The future of photonic chips
The price of silicon photonic chips remains high, Gartner’s Verma says, hindering adoption to date. And while manufacturing has become more simple, she argues the ecosystem around the technology is still “nascent”.
“When you add photonic chips into a system, testing results go haywire,” she explains. “So it’s not the same as a normal chip and that process needs to be standardised, which is what the foundries and vendors are trying to do. At the moment processes like this have to be custom-built, and until they are standardised and standard libraries are set up, [photonic chips] will always be costly.”
But widespread interest from beyond the semiconductor industry is likely to ensure the ecosystem develops and prices are driven down, says Jorn Smeets of PhotonDelta, a non-profit organisation based in the Netherlands set up to promote the development of a photonic chip ecosystem in Holland and across Europe.
PhotonDelta recently secured €1.1bn in public and private funding to support photonic chip companies, and works with MIT to produce a roadmap for the development of photonic semiconductors. Smeets says interest in silicon photonics, as well as other photonic production methods such as indium phosphide and silicon nitride, has never been higher.

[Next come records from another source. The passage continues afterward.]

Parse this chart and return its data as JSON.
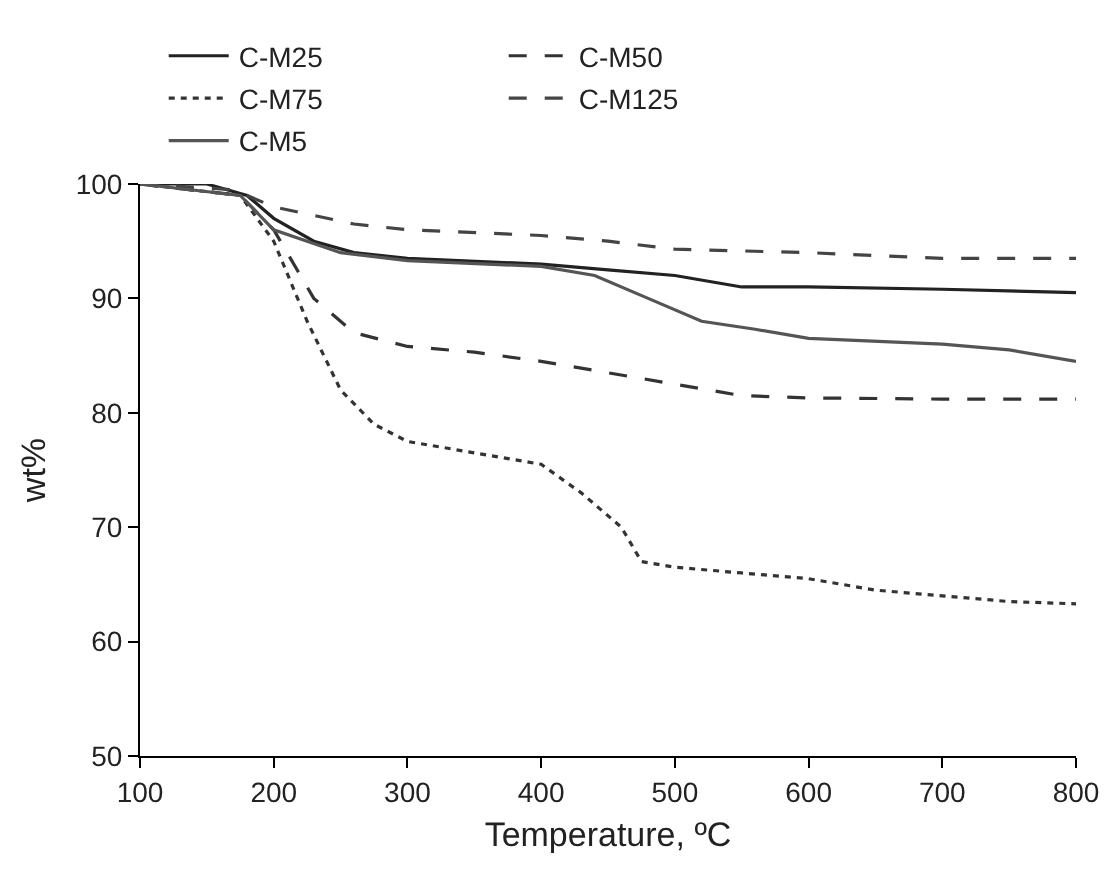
{
  "chart_data": {
    "type": "line",
    "xlabel": "Temperature, ºC",
    "ylabel": "wt%",
    "xlim": [
      100,
      800
    ],
    "xticks": [
      100,
      200,
      300,
      400,
      500,
      600,
      700,
      800
    ],
    "ylim": [
      50,
      100
    ],
    "yticks": [
      50,
      60,
      70,
      80,
      90,
      100
    ],
    "grid": false,
    "legend": "top",
    "marker": "none",
    "series": [
      {
        "name": "C-M25",
        "color": "#222222",
        "line_style": "solid",
        "x": [
          100,
          150,
          180,
          200,
          230,
          260,
          300,
          400,
          450,
          500,
          550,
          600,
          700,
          800
        ],
        "values": [
          100,
          100,
          99,
          97,
          95,
          94,
          93.5,
          93,
          92.5,
          92,
          91,
          91,
          90.8,
          90.5
        ]
      },
      {
        "name": "C-M50",
        "color": "#333333",
        "line_style": "dashed",
        "x": [
          100,
          175,
          200,
          230,
          260,
          300,
          350,
          400,
          450,
          500,
          550,
          600,
          700,
          800
        ],
        "values": [
          100,
          99,
          96,
          90,
          87,
          85.8,
          85.3,
          84.5,
          83.5,
          82.5,
          81.5,
          81.3,
          81.2,
          81.2
        ]
      },
      {
        "name": "C-M75",
        "color": "#333333",
        "line_style": "dotted",
        "x": [
          100,
          175,
          200,
          225,
          250,
          275,
          300,
          350,
          400,
          430,
          460,
          475,
          500,
          550,
          600,
          650,
          700,
          750,
          800
        ],
        "values": [
          100,
          99,
          95,
          88,
          82,
          79,
          77.5,
          76.5,
          75.5,
          73,
          70,
          67,
          66.5,
          66,
          65.5,
          64.5,
          64,
          63.5,
          63.3
        ]
      },
      {
        "name": "C-M125",
        "color": "#444444",
        "line_style": "dashed",
        "x": [
          100,
          170,
          200,
          260,
          300,
          400,
          450,
          500,
          600,
          700,
          800
        ],
        "values": [
          100,
          99.5,
          98,
          96.5,
          96,
          95.5,
          95,
          94.3,
          94,
          93.5,
          93.5
        ]
      },
      {
        "name": "C-M5",
        "color": "#555555",
        "line_style": "solid",
        "x": [
          100,
          175,
          200,
          250,
          300,
          400,
          440,
          480,
          520,
          560,
          600,
          700,
          750,
          800
        ],
        "values": [
          100,
          99,
          96,
          94,
          93.3,
          92.8,
          92,
          90,
          88,
          87.3,
          86.5,
          86,
          85.5,
          84.5
        ]
      }
    ]
  }
}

“We definitely see a trend in interest in this technology,” he says. “It’s not just from the semiconductor manufacturers, but we’re seeing in private equity that banks are starting to get in step and fund companies in this field. Businesses like Meta, Google and Microsoft are all taking part in the roadmap we produce with MIT and the standards work we are doing in the Netherlands, and they’re all very keen because they can potentially reduce energy consumption in their data centres, which is a huge cost for these guys.”
Photonics “is never going to replace electronic circuits,” Smeets adds. “But for these specific applications and markets it can deliver functionalities which can’t be achieved with electronics. We envision a future where you have several components on a single chip, and one of these will be a photonic circuit.”